Mr. Kerry's attempts during the campaign to appear pious and "manly" seem contrived and spurious. He has made it a point to attend church services every Sunday the last few months, but this is in stark contrast to the pattern he has established throughout his adult life. His goose-hunting foray was made risible by his purchase of the required license when he asked a clerk if he could "get me a hunting license here."

He repeatedly gives the impression of being willing to say or do anything in order to squeeze an extra vote or two out of his audience. His eagerness to castigate the President over the al Qaqaa story without knowing whether the reports were true or not is but the latest example of a reckless opportunism that goes back at least to his military days.

The Senator has manufactured crises where no crisis exists. He has accused this administration of blocking stem cell research, of planning to suppress the minority vote, of planning to deprive the elderly of social security, of planning to reinstate the draft, but none of these allegations is even remotely true, or even plausible. Similarly untrue are claims he has made for himself such as the claim to have met with the members of the Security Council for in-depth discussions prior to the invasion of Iraq, a claim flatly denied by the relevant U.N. representatives.

John Kerry himself promises us that he has a "plan" for every ill besetting our polity, but either his plan looks very similar to what the President is already doing, as in his plan for Iraq, or the numbers in his plan don't add up, as in his plan to rollback the Bush tax cut and to use that revenue to pay for all the programs he has promised. Or, most often, the plan goes unarticulated and remains a mystery.

Mr. Kerry can lay claim to only a single qualification for the presidency, if it even be a qualification: He is an eloquent and persuasive speaker. But as Augustine pointed out over 1600 years ago, eloquence has nothing to do with truth. Nor does it have anything much to do with leadership. Like pumice stone which gives the appearance of possessing weight, but which, upon hefting, one is surprised to find so airy, John Kerry's rhetorical graces mask an inner lightness that is totally inadequate for the stresses and tests which lie ahead of our nation.

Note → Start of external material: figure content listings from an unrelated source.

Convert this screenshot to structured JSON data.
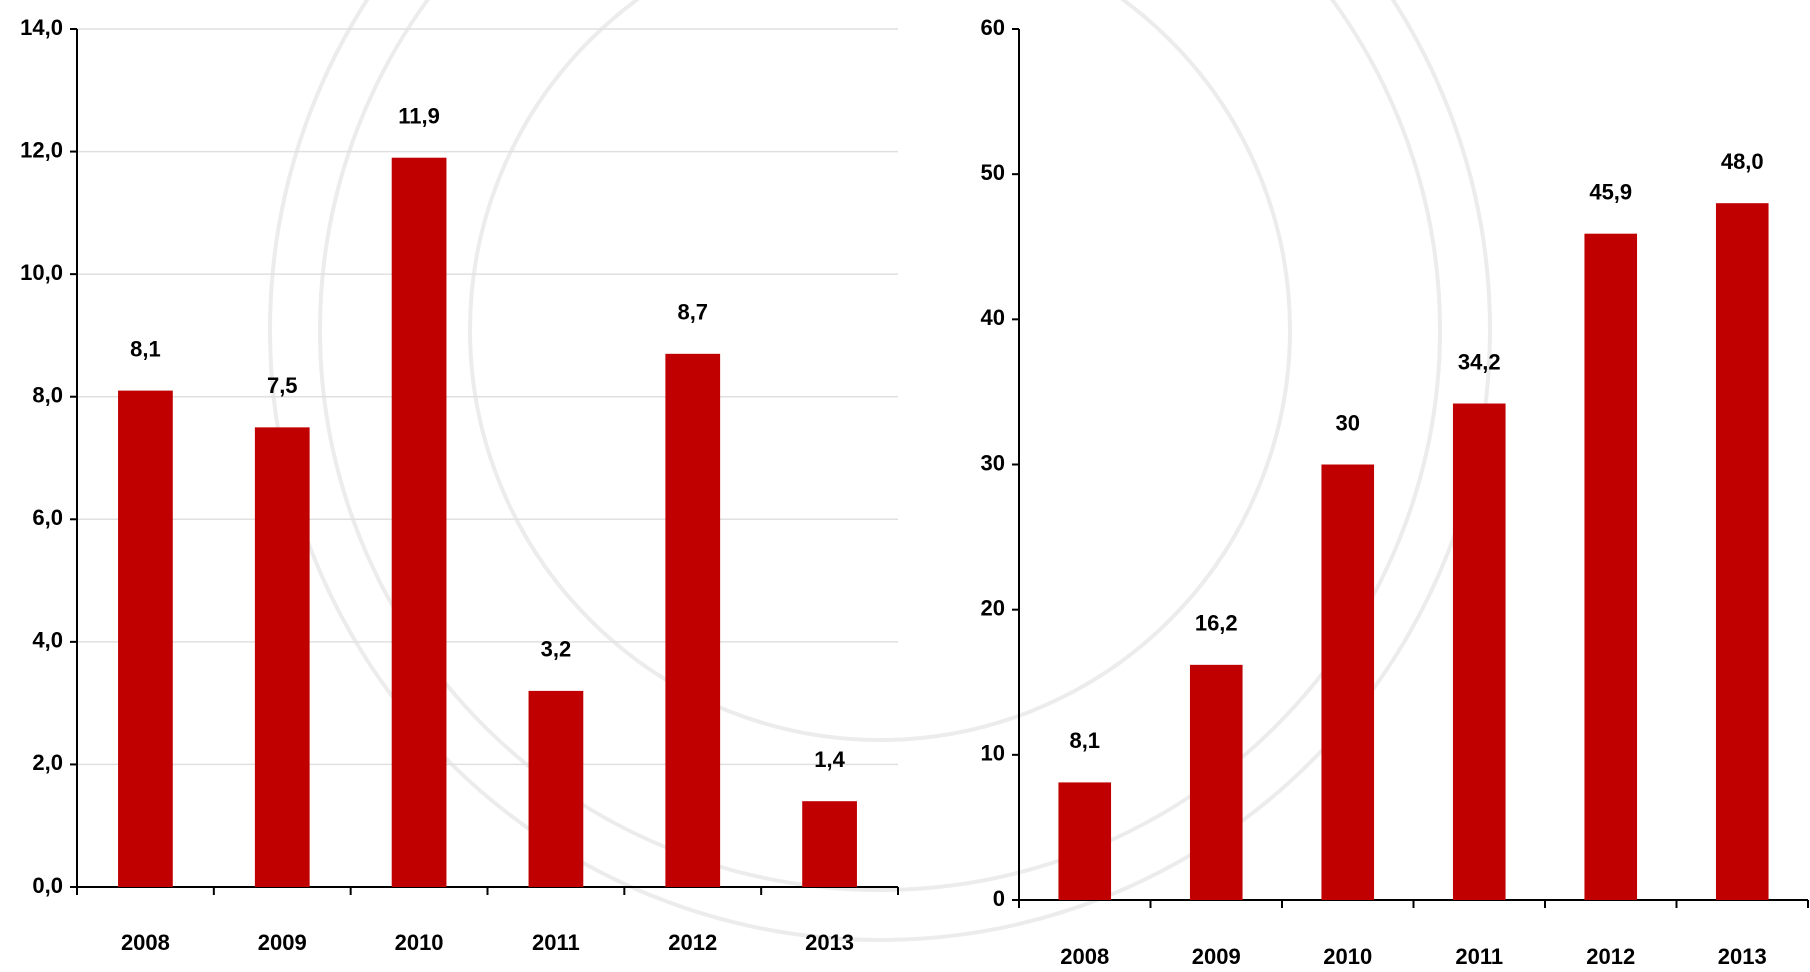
{
  "chart_data": [
    {
      "type": "bar",
      "categories": [
        "2008",
        "2009",
        "2010",
        "2011",
        "2012",
        "2013"
      ],
      "values": [
        8.1,
        7.5,
        11.9,
        3.2,
        8.7,
        1.4
      ],
      "value_labels": [
        "8,1",
        "7,5",
        "11,9",
        "3,2",
        "8,7",
        "1,4"
      ],
      "color": "#c00000",
      "ylim": [
        0,
        14
      ],
      "yticks": [
        {
          "value": 0,
          "label": "0,0"
        },
        {
          "value": 2,
          "label": "2,0"
        },
        {
          "value": 4,
          "label": "4,0"
        },
        {
          "value": 6,
          "label": "6,0"
        },
        {
          "value": 8,
          "label": "8,0"
        },
        {
          "value": 10,
          "label": "10,0"
        },
        {
          "value": 12,
          "label": "12,0"
        },
        {
          "value": 14,
          "label": "14,0"
        }
      ],
      "grid": true
    },
    {
      "type": "bar",
      "categories": [
        "2008",
        "2009",
        "2010",
        "2011",
        "2012",
        "2013"
      ],
      "values": [
        8.1,
        16.2,
        30,
        34.2,
        45.9,
        48.0
      ],
      "value_labels": [
        "8,1",
        "16,2",
        "30",
        "34,2",
        "45,9",
        "48,0"
      ],
      "color": "#c00000",
      "ylim": [
        0,
        60
      ],
      "yticks": [
        0,
        10,
        20,
        30,
        40,
        50,
        60
      ],
      "grid": false
    }
  ]
}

In these times we need a president who has demonstrated both leadership and character. George Bush is not perfect, but he possesses those two particular virtues in abundance. John Kerry, by contrast, is a "hollow man" who has never evinced either. He offers no compelling reason to elect him and numerous reasons to blanch at the thought of a Kerry presidency. Viewpoint urges its readers not to base their votes on Tuesday upon superficial eloquence but rather upon each man's character and the capacity each has demonstrated to lead us in the continuing war against Islamo-fascist terrorism.